Dr WOODRUFF (Franklin) - Mr Speaker, the AMA [Public Hospital] Mental Health Report Card released yesterday was shocking. It took me completely by surprise. We have all heard the stories. We heard the story of the person who had to wait for 28 hours to be seen in an emergency department when they were in acute psychiatric distress. It is hard to imagine what that would be like: waiting 28 hours in a place with other people coming and going, coughing, in plastic chairs or even not plastic chairs. It is a public space. It is completely inappropriate that a person who is that desperate, who has exhausted all other avenues for health care, would be in that situation and have to wait so long to be admitted.
The conclusion of the AMA's national report card, which provides data about Tasmania, is overwhelming for the whole country. Severely ill patients are attending emergency departments after they have exhausted all other avenues for help. It is not because they cannot be bothered trying to find somewhere else to go. It is not because they have not tried. It is because of a failure of primary health and community healthcare options.
I recognise that the minister for Mental Health, Premier Jeremy Rockliff, has had very good intentions about transitioning to a focus on community health and primary health care and support for people in mental health distress. We support that direction instead of people ending up in a desperate situation needing to have hospital care, which should only be for a tiny proportion of people. The Mental Health Council has spoken on behalf of the mental health community organisations across Tasmania. Over the last four years or more there has been great work towards this and they have been clear that this is what the community and mental health services want.
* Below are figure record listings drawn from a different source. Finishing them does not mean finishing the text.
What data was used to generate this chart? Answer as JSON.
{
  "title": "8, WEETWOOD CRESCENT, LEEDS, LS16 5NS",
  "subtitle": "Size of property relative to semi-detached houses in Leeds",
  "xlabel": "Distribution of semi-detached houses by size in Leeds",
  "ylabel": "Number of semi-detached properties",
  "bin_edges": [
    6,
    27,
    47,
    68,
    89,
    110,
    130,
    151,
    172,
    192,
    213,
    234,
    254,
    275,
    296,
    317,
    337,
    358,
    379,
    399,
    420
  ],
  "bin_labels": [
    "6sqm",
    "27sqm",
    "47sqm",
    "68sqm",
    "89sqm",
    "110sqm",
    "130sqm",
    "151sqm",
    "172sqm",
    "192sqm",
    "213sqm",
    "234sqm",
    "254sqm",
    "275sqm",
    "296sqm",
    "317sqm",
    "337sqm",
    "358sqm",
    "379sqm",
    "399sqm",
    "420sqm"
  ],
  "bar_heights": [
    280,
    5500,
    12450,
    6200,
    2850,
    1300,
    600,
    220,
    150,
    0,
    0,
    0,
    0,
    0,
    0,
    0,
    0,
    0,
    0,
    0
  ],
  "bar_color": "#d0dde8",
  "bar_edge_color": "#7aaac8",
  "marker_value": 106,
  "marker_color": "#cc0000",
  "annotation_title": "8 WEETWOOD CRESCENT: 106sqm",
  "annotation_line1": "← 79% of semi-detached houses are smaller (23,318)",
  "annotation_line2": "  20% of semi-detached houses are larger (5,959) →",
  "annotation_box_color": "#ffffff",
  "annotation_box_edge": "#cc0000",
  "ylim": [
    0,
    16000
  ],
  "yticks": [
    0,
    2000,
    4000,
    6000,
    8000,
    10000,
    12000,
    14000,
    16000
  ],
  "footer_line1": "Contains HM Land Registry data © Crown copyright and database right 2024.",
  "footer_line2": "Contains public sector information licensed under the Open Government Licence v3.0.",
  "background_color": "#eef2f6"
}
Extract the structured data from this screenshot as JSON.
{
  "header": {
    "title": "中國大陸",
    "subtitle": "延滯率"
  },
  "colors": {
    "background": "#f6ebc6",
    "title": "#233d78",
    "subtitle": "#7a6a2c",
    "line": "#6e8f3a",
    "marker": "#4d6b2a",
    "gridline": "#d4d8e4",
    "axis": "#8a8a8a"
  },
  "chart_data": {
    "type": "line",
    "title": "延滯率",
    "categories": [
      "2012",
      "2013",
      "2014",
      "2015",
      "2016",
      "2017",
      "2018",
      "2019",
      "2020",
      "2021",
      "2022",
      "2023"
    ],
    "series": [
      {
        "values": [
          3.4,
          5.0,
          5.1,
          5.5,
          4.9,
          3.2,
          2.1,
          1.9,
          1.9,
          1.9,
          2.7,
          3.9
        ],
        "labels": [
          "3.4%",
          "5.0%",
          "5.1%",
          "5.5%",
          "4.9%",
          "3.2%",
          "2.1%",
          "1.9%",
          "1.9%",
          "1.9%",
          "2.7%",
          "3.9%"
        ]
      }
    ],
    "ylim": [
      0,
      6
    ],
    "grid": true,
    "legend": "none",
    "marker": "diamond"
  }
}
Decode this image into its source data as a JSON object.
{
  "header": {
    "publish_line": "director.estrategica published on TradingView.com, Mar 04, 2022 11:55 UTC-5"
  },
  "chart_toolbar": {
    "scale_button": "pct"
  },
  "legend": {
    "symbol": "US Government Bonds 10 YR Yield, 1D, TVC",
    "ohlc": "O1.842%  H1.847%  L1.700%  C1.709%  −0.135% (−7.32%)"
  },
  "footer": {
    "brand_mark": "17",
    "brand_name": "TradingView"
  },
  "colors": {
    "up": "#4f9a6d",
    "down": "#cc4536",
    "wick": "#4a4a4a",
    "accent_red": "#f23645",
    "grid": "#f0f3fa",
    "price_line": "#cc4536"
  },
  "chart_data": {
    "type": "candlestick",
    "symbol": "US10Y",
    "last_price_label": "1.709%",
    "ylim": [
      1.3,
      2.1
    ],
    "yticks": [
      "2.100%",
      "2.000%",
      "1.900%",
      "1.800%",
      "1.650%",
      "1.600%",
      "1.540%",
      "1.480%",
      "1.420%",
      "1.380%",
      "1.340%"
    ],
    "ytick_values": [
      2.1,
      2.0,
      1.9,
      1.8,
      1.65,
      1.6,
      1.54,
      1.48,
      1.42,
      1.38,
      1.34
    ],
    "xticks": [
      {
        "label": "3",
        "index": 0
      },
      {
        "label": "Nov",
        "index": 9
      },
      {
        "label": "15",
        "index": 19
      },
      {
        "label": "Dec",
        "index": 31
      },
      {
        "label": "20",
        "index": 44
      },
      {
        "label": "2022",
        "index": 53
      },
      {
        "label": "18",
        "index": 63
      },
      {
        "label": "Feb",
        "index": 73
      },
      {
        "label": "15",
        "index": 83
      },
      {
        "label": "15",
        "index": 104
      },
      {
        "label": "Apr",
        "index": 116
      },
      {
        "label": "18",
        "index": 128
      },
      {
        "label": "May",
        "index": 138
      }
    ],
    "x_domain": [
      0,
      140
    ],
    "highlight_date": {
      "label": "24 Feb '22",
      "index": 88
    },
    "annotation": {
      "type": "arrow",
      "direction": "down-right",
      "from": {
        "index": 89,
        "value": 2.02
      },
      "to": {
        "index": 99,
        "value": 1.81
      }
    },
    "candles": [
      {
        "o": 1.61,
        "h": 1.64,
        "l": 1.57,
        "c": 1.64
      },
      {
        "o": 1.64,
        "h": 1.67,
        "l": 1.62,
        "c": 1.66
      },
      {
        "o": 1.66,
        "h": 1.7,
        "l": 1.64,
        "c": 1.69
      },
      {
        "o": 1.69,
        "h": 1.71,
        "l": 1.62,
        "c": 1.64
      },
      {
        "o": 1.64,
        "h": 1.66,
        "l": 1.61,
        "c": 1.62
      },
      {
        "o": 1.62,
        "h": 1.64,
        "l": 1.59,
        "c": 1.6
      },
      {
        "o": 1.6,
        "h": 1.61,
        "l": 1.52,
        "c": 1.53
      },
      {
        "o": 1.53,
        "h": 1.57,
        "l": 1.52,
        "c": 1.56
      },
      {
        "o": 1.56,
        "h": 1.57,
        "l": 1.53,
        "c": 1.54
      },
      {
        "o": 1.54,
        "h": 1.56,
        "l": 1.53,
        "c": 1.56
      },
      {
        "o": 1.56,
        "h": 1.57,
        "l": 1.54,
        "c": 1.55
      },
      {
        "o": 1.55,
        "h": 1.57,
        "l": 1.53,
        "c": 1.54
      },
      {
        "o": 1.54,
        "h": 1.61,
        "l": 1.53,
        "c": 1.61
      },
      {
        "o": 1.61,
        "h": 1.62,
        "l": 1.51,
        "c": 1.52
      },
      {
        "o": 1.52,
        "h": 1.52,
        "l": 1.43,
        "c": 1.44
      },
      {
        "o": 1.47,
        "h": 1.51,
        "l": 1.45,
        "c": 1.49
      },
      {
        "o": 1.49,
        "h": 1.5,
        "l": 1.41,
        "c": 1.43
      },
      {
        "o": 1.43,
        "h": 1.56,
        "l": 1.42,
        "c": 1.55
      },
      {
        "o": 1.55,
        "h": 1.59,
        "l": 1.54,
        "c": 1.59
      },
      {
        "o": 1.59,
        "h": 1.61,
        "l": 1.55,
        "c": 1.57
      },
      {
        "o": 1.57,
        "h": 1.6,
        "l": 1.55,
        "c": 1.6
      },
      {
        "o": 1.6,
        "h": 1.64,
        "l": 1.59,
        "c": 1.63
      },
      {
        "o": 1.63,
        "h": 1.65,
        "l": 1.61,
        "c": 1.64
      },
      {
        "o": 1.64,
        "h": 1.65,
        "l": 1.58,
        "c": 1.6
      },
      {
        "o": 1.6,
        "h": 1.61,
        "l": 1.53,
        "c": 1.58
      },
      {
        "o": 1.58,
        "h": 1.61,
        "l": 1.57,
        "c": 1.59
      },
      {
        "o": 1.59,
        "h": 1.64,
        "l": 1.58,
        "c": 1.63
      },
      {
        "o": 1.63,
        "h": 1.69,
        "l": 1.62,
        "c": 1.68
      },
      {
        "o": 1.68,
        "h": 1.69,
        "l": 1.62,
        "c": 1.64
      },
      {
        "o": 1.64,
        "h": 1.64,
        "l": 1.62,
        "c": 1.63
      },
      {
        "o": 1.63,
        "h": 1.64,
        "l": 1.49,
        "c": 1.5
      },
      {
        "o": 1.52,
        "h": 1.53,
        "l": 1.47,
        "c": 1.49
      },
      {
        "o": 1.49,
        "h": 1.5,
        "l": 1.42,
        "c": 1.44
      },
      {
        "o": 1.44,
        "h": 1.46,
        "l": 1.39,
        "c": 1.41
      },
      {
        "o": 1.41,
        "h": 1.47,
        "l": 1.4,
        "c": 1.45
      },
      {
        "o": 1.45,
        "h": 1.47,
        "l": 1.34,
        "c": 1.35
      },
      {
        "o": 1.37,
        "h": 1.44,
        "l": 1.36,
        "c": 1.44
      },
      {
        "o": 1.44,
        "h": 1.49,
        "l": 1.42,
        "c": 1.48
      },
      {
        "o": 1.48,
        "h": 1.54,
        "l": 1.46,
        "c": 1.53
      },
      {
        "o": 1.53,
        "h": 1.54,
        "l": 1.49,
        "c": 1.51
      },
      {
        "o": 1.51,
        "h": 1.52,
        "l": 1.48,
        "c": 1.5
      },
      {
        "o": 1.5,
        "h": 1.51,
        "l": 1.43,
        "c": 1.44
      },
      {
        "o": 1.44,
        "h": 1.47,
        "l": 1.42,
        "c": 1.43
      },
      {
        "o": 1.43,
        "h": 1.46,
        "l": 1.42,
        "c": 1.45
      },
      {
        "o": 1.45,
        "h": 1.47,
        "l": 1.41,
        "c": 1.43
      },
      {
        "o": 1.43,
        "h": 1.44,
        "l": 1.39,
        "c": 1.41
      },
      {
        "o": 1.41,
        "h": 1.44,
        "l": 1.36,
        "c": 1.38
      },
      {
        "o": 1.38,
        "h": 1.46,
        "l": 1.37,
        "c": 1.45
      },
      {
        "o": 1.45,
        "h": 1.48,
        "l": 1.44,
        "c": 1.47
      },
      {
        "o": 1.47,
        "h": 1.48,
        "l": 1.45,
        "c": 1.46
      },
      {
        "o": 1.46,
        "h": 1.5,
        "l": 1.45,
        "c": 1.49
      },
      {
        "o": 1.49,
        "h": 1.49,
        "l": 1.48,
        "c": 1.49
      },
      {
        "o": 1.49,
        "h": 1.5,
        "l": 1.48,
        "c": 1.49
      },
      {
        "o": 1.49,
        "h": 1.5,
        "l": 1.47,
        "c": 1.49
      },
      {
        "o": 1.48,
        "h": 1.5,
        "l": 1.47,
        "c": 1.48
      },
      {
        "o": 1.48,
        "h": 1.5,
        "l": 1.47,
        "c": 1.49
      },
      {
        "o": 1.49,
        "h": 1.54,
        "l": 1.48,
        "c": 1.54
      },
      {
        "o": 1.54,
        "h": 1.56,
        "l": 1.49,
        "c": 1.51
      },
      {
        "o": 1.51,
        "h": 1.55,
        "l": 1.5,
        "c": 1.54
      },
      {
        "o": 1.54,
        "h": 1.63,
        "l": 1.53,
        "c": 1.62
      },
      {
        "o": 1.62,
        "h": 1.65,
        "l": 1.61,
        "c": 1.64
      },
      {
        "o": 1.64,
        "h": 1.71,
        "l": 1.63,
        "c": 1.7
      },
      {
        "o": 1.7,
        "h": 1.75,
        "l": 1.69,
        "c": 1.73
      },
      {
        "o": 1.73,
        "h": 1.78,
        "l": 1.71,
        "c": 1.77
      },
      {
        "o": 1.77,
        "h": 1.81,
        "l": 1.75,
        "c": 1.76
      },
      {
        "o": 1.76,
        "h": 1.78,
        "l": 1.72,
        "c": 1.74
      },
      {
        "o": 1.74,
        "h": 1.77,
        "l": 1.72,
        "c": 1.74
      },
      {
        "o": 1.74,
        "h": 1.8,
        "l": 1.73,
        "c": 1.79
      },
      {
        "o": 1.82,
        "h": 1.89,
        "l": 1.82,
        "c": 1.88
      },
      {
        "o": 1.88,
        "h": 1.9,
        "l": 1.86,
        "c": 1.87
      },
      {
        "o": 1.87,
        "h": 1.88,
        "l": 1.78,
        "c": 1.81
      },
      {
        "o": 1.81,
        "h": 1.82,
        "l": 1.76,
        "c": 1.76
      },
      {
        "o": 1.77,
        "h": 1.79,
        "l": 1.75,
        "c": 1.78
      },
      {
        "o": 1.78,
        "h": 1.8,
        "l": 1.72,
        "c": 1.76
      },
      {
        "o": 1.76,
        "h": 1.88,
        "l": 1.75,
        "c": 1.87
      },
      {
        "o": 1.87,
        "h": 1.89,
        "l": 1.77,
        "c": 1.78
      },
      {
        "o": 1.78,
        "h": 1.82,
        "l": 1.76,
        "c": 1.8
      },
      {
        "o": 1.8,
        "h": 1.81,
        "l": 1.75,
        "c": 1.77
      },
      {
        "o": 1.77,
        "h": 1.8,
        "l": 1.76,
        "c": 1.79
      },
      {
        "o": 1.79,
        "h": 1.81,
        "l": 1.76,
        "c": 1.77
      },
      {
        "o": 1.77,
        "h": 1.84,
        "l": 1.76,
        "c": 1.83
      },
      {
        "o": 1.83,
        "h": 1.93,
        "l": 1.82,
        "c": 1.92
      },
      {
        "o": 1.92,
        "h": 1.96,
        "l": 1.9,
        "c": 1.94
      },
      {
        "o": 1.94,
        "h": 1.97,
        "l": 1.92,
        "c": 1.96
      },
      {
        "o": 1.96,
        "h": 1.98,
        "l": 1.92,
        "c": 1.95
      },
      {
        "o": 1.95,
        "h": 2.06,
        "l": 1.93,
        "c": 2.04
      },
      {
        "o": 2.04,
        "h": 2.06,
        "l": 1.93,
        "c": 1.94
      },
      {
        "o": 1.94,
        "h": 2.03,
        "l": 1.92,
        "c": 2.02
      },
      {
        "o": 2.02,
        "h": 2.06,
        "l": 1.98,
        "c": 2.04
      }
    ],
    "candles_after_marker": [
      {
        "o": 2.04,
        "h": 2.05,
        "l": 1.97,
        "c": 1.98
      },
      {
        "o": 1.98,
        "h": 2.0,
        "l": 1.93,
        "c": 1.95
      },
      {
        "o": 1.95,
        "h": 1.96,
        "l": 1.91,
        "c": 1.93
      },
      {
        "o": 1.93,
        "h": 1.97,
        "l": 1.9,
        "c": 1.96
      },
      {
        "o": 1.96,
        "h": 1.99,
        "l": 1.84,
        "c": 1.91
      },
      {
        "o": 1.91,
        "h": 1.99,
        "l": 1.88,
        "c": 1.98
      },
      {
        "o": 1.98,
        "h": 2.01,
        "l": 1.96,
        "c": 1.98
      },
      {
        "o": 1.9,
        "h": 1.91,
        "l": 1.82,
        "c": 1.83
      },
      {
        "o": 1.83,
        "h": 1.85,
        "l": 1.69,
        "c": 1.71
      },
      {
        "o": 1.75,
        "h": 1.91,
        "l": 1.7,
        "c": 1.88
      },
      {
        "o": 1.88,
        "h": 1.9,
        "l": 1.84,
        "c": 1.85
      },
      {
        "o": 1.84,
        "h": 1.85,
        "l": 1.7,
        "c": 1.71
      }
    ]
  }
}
The problem is that although the Premier has talked about some of the investments that have been made, they are far too small. We have this enormous gap, which the Liberals knew when they came to government. It was sitting there, according to the AMA's data, for 20 years before they came to government.
There has been a decline year on year in the number of mental health beds in medical institutions available to people in psychiatric distress. The number of beds has fallen off a cliff in Tasmania by head of population, from 1993 of 251 to just 103 beds available to people in a hospital or in a mental health service when they are in acute distress. What we have is more than half, two-thirds actually, of the number of beds available but it has not been matched by the transition to community services.
Tasmania's AMA president, Dr John Saul, makes that comment clearly. There has not been the investment in community health. There has not been the investment in primary health care support by the state Government for GPs. Of course, we understand it is primarily a failure of successive federal Labor and Liberal governments in serially under funding Medicare. However, the state Government has a responsibility and must work with the GPs to patch that care.
The Premier was at the AMA dinner a couple of weeks ago in Parliament House. I spoke to the GPs who attended. They want to have a conversation, to have a group of GPs to be able to have support, because they are completely maxed out with the level of need. To find the complex care support they need, they need mentoring support and help from the THS to help them provide professional mentoring to oversee their work as GPs dealing with the most complex cases. What happens is that they send people to psychiatrists and they get bounced back when their complex needs mean that that specialist is not interested in dealing with the whole patient. What we have is a devastating failure.
The Premier has decided to secure $500 million in investment for an unnecessary mega stadium, when we have two perfectly good stadiums in Tasmania, over putting that into community mental health facilities. He is choosing to direct the resources of this Government away from people in mental health distress and lacking social housing, and put it into a stadium that is not needed and not wanted by the people in most distress in Tasmania. That is a decision that this Premier, Minister for Mental Health and Wellbing, is choosing to make. If there is half-a-billion dollars of resources, why not direct them where they are most needed? We could make an argument for lots of things but, first and foremost, we have to look at the most vulnerable people. They are the people we are responsible for.
Although the direction and the intention are there, it is clear that the reason we have this devastating gap is because of the paltry investment that has occurred to date. That has meant it has not been supercharged. We could have done this eight years ago if there really was a commitment to make a change to the system. Rather than just talk and have committees and have planning, we could have supercharged that. There is still time for the Premier to make that decision to supercharge it immediately.